Image: Proliferating cells in a tumour organoid of triple-negative breast cancer. Credit: Dr Rebecca Marlow, The Institute of Cancer Research, London.
Researchers at The Institute of Cancer Research, London, have increased our understanding of how a cancer drug called a PARP inhibitor stops working in women with breast cancer that has spread. This research could ultimately help predict who’s more likely to respond to these drugs, and could lead to more effective ways to treat the disease.
PARP inhibitors and drug resistance
PARP inhibitors are a type of targeted therapy that is used to treat breast cancers with a faulty BRCA1 or BRCA2 gene.
Cancer cells with mutations in the BRCA1/2 genes are unable to fix damaged DNA by a process known as homologous recombination, or HR. PARP inhibitors cause a type of DNA damage that only cells with normal forms of BRCA1 and BRCA2 can repair. This means that PARP inhibitors kill cancer cells with BRCA1/2 mutations, but leave normal cells – which are able to fix damaged DNA by HR – relatively unharmed.
Unfortunately, breast cancer cells can sometimes become resistant to PARP inhibitors. Although researchers have previously found multiple ways cancer cells can evade the effects of PARP inhibitors in laboratory experiments, until now it was unclear how PARP inhibitor resistance happens in women with metastatic breast cancer.
Analysing cancer DNA
Professors Andrew Tutt and Chris Lord from the Breast Cancer Now Toby Robins Research Centre at The Institute of Cancer Research (ICR), with colleagues from the sister Research Unit at King’s College London, analysed tumour DNA of 47 people with advanced breast cancer that was or became resistant to PARP inhibitors. Using an advanced technique called ‘ctDNA profiling’, the researchers worked out the sequence of short pieces of DNA produced by cancer cells that have found their way into the bloodstream.
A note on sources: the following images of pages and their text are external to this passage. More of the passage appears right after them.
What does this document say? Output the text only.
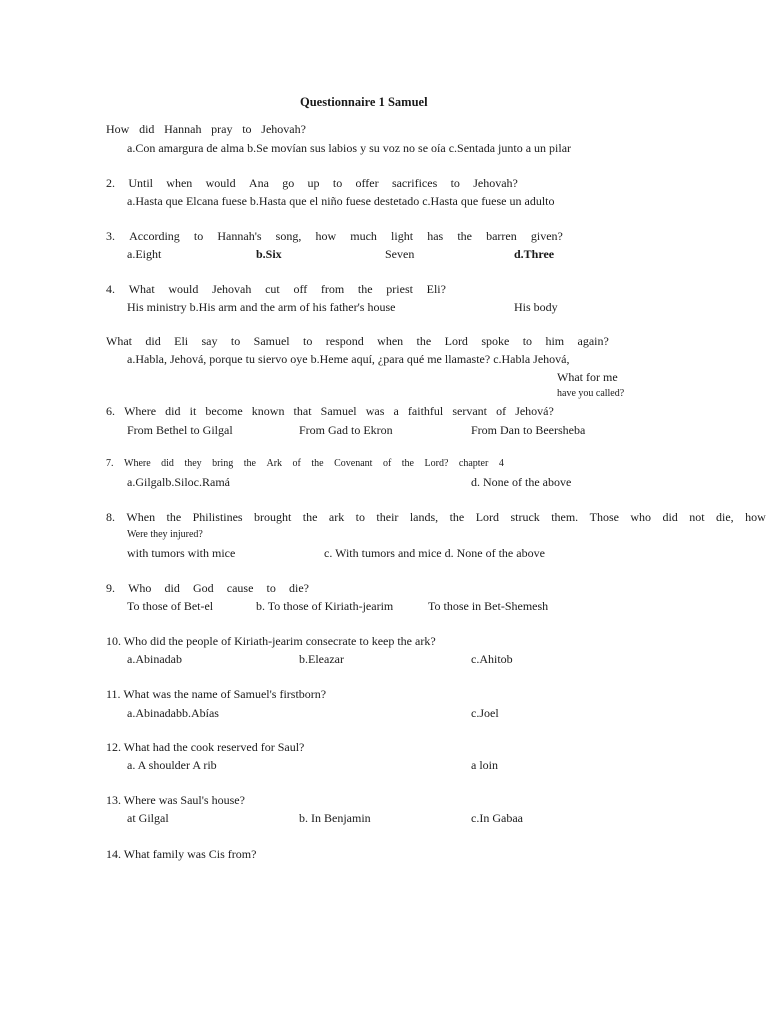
Questionnaire 1 Samuel
How did Hannah pray to Jehovah?
a.Con amargura de alma b.Se movían sus labios y su voz no se oía c.Sentada junto a un pilar
2. Until when would Ana go up to offer sacrifices to Jehovah?
a.Hasta que Elcana fuese b.Hasta que el niño fuese destetado c.Hasta que fuese un adulto
3. According to Hannah's song, how much light has the barren given?
a.Eight	b.Six	Seven	d.Three
4. What would Jehovah cut off from the priest Eli?
His ministry b.His arm and the arm of his father's house	His body
What did Eli say to Samuel to respond when the Lord spoke to him again?
a.Habla, Jehová, porque tu siervo oye b.Heme aquí, ¿para qué me llamaste? c.Habla Jehová,
What for me
have you called?
6. Where did it become known that Samuel was a faithful servant of Jehová?
From Bethel to Gilgal	From Gad to Ekron	From Dan to Beersheba
7. Where did they bring the Ark of the Covenant of the Lord? chapter 4
a.Gilgalb.Siloc.Ramá	d. None of the above
8. When the Philistines brought the ark to their lands, the Lord struck them. Those who did not die, how
Were they injured?
with tumors with mice	c. With tumors and mice d. None of the above
9. Who did God cause to die?
To those of Bet-el	b. To those of Kiriath-jearim	To those in Bet-Shemesh
10. Who did the people of Kiriath-jearim consecrate to keep the ark?
a.Abinadab	b.Eleazar	c.Ahitob
11. What was the name of Samuel's firstborn?
a.Abinadabb.Abías	c.Joel
12. What had the cook reserved for Saul?
a. A shoulder A rib	a loin
13. Where was Saul's house?
at Gilgal	b. In Benjamin	c.In Gabaa
14. What family was Cis from?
The research, published in Annals of Oncology and funded by Breast Cancer Now, Cancer Research UK, the Breast Cancer Research Foundation and a Marie Sklodowska-Curie Fellowship, found that in 60 per cent of women with PARP inhibitor resistance, the DNA sequence of the faulty BRCA gene had changed so that the gene could work again. These new ‘reversion’ mutations restore the function of the proteins that BRCA1 or BRCA2 genes make, meaning that the cancer cells could survive the effects of PARP inhibitors.
The team also found that some women with PARP inhibitor resistance had changes to other genes known to stop PARP inhibitors from working, such as changes in a gene called TP53BP1, and that these and the BRCA gene reversions could both occur in the same patient. This finding could inform the design of future trials for treatments to overcome PARP inhibitor resistance.
Looking ahead
The team also noticed that the disease progressed much quicker in people whose cancer showed signs of BRCA1/2 gene reversions before starting treatment. In the future, this information could potentially help inform treatment decisions – giving these patients alternative treatments before their cancer progresses.
Professors Tutt and Lord hope that by understanding what causes PARP inhibitor resistance, they could eventually identify better ways of treating breast cancer – work that has already started in their laboratory.
Professor Andrew Tutt, Professor of Breast Oncology and Director of the Breast Cancer Now Toby Robins Research Centre at The Institute of Cancer Research, London, and the Breast Cancer Now Research Unit at Kings College London, said:
“The discovery that PARP inhibitors could have benefit for BRCA-mutated cancers – which was made here at the ICR – has had a monumental impact on patients’ lives. However, we know there’s more work to be done as some people develop resistance to the drugs and sadly see their cancer progress. Our research has uncovered clues as to why that may be, and we hope to use this knowledge to develop tests that can detect who is at greatest risk of becoming resistant to PARP inhibitor treatment, develop new treatments to tackle resistance – and take action before their breast cancer progresses.”